Mas o fazendeiro não escuta que a terra está gritando e precisa de socorro.
Por isso que nós queremos reflorestar, e fazer a Aldeia-Escola-Floresta.
O nosso sonho tem que se realizar.
O nosso sonho é pegar terra, reflorestar.
Essa terra é nossa.
Nũhũ yãgmũ yõg hãm.
Porque essa terra é nossa?
Sem a terra não tem escola diferenciada.
Sem a terra não tem saúde diferenciada.
Porque nós lutamos para conquistar a terra.
Nós realizamos nosso sonho e hoje vamos criar muitos projetos em cima da terra. Da nossa terra.
Porque nós chamamos Aldeia-Escola-Floresta?
Porque onde tem aldeia tudo é “sala de aula”.
Onde tem árvore e sombra é “sala de aula”. As crianças vão cantando o nosso ritual. Imitam.
Na beira do rio elas vão brincar, cantar e escrever na areia.
Tudo é “sala de aula” dentro da aldeia.
Todos os homens vão dentro do mato e vão cantando dentro do mato. Vão tirando madeira e vão cantando.
Por isso colocamos o nome Aldeia-Escola-Floresta porque toda a aldeia é escola.

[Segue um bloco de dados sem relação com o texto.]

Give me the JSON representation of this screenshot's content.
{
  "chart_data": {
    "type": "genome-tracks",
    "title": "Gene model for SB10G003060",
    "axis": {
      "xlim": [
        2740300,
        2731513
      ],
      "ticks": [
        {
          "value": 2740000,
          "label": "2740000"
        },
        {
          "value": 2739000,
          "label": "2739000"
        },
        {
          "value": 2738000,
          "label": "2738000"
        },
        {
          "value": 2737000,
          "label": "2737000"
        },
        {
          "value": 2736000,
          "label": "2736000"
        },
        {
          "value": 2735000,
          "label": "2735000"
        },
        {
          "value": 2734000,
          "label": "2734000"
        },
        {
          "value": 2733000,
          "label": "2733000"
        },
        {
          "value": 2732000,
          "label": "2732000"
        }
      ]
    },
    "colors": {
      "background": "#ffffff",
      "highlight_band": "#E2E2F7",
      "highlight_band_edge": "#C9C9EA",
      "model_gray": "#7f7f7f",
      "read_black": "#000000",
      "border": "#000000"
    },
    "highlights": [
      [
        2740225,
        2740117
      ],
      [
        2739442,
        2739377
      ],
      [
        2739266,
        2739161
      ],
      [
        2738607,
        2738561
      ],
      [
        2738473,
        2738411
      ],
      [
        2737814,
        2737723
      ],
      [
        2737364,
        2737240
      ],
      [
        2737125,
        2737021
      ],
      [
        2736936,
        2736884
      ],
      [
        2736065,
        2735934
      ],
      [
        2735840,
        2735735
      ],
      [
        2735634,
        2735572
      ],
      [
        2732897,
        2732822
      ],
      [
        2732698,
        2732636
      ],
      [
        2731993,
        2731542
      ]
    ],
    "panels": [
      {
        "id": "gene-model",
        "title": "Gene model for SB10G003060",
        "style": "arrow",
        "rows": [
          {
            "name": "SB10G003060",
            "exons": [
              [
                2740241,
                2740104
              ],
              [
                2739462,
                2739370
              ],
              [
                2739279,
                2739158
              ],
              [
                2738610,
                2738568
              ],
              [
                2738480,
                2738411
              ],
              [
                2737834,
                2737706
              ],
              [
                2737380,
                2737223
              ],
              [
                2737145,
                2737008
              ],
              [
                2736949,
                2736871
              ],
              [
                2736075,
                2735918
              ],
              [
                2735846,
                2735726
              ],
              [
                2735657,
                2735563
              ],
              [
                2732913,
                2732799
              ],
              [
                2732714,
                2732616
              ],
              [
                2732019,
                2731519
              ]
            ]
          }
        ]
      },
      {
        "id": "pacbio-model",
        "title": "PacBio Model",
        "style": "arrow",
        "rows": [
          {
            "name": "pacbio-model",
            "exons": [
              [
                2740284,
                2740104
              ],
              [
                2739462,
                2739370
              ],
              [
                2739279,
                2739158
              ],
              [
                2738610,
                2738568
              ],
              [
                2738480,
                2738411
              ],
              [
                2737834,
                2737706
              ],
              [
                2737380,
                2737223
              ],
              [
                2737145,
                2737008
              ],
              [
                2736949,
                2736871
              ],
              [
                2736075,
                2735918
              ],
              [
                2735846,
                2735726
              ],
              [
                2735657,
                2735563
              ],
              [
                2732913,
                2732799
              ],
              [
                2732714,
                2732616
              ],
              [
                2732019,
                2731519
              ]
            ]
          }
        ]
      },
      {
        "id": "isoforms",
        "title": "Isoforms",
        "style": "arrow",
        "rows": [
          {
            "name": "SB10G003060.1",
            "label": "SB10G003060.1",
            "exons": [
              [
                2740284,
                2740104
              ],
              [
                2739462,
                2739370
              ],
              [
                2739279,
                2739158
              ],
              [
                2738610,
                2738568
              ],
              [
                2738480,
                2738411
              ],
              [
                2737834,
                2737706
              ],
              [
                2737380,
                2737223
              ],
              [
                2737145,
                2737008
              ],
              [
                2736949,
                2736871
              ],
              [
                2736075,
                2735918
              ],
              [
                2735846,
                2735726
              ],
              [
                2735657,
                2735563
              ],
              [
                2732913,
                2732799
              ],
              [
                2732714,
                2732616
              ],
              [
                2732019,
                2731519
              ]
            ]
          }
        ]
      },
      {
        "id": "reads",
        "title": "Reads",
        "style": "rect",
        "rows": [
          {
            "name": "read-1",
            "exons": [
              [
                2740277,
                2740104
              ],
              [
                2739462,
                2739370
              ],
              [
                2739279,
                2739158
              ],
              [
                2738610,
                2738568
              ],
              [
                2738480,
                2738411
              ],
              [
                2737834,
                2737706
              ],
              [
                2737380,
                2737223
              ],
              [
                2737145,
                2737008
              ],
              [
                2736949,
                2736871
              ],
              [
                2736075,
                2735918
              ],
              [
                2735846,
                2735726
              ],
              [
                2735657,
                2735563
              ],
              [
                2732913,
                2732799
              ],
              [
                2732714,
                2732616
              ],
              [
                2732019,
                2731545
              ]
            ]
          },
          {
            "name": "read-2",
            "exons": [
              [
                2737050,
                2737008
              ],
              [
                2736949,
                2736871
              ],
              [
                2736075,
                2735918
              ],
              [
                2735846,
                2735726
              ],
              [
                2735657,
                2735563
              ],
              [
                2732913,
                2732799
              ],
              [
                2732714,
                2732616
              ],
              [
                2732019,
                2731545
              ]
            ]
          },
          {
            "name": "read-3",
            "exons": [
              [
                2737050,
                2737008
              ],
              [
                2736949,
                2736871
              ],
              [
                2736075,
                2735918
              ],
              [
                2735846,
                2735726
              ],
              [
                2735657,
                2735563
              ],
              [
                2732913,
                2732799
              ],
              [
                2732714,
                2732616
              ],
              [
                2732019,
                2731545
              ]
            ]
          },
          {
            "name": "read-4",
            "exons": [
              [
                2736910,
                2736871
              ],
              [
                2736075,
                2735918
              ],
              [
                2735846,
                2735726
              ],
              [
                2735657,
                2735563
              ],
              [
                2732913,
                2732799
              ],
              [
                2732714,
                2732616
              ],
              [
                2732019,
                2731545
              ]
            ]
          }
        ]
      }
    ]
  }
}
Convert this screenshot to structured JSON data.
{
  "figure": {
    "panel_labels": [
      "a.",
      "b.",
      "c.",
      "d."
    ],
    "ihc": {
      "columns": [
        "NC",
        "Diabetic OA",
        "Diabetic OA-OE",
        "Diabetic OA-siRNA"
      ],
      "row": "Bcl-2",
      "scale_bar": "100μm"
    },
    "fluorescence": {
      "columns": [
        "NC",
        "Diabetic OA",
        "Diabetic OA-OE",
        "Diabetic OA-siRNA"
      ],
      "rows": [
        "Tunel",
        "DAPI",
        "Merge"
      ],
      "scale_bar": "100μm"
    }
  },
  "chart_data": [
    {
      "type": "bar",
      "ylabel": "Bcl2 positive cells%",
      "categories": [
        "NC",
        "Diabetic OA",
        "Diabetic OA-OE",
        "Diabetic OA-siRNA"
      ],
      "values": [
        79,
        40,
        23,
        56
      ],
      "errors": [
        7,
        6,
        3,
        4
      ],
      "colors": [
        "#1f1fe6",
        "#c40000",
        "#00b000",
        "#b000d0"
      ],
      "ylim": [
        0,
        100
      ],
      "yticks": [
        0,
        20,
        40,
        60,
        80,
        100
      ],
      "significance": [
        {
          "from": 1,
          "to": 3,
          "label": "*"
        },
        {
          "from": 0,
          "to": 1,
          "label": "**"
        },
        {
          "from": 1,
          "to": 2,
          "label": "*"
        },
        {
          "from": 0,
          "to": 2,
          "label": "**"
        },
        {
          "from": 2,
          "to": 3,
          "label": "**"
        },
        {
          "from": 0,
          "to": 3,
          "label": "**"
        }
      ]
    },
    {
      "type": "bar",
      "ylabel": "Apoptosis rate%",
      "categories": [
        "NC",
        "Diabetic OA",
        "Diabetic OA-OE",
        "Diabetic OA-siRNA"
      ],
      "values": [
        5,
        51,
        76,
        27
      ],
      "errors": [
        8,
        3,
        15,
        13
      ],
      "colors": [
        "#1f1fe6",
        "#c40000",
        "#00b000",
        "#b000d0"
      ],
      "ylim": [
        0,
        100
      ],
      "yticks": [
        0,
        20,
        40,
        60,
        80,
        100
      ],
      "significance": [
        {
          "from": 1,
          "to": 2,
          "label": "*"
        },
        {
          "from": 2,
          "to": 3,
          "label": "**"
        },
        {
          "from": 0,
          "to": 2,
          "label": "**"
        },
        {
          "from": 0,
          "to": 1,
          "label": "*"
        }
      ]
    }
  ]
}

Onde tem sombra as mulheres vão se juntar e fazer os artesanatos.
As crianças vão chegando, escutando do lado e aprendendo também. A aldeia inteira é escola.
Onde tem barraca de ritual é uma escola verdadeira, muito importante. Vai ter canto, história, cultura, comida tradicional.
Nós, comunidade da Aldeia-Escola-Floresta, queremos terra para Yãmĩyxop, para crianças, para o futuro.
Porque nós nascemos todos junto com a floresta, nascemos todos junto com a caça.
Essa terra é nossa mãe porque ela alimenta todos nós.
Todas as caças os nossos cantos registram.
Alguns bichos que perdemos, o canto registra.
E os desenhos também representam os animais.
Tem bichos grandes que perdemos, mas registramos o nome. Nosso canto fala seus nomes.
Nós Maxakali somos sofredores, mas nosso Yãmĩy nos acompanha.
Todos os dias os Yãmĩy saem comigo, com todos os Maxakali.
Porque eu falo Aldeia-Escola-Floresta?
Se eu sair daqui, se eu for para o mato, o meu Yãmĩy está me acompanhando, eu vou cantando dentro do mato.
Se eu brincar no rio, outro Yãmĩy vai me acompanhar. Eu vou imitar qualquer bicho: peixe, jacaré, andorinha, vou fazer seus cantos.
Por isso é que chamamos Aldeia-Escola-Floresta.
Aqui, a minha casa é escola, porque estamos passando o nosso conhecimento para os jovens que estão aprendendo agora.
Nós somos professores. Nós estamos falando. Eles estão escutando as falas.
Pegamos a palavra boa para esperar a nossa memória, para não cair.
Tem que crescer. Ter o conhecimento diferente, pegar o outro conhecimento para crescer a Aldeia-Escola-Floresta.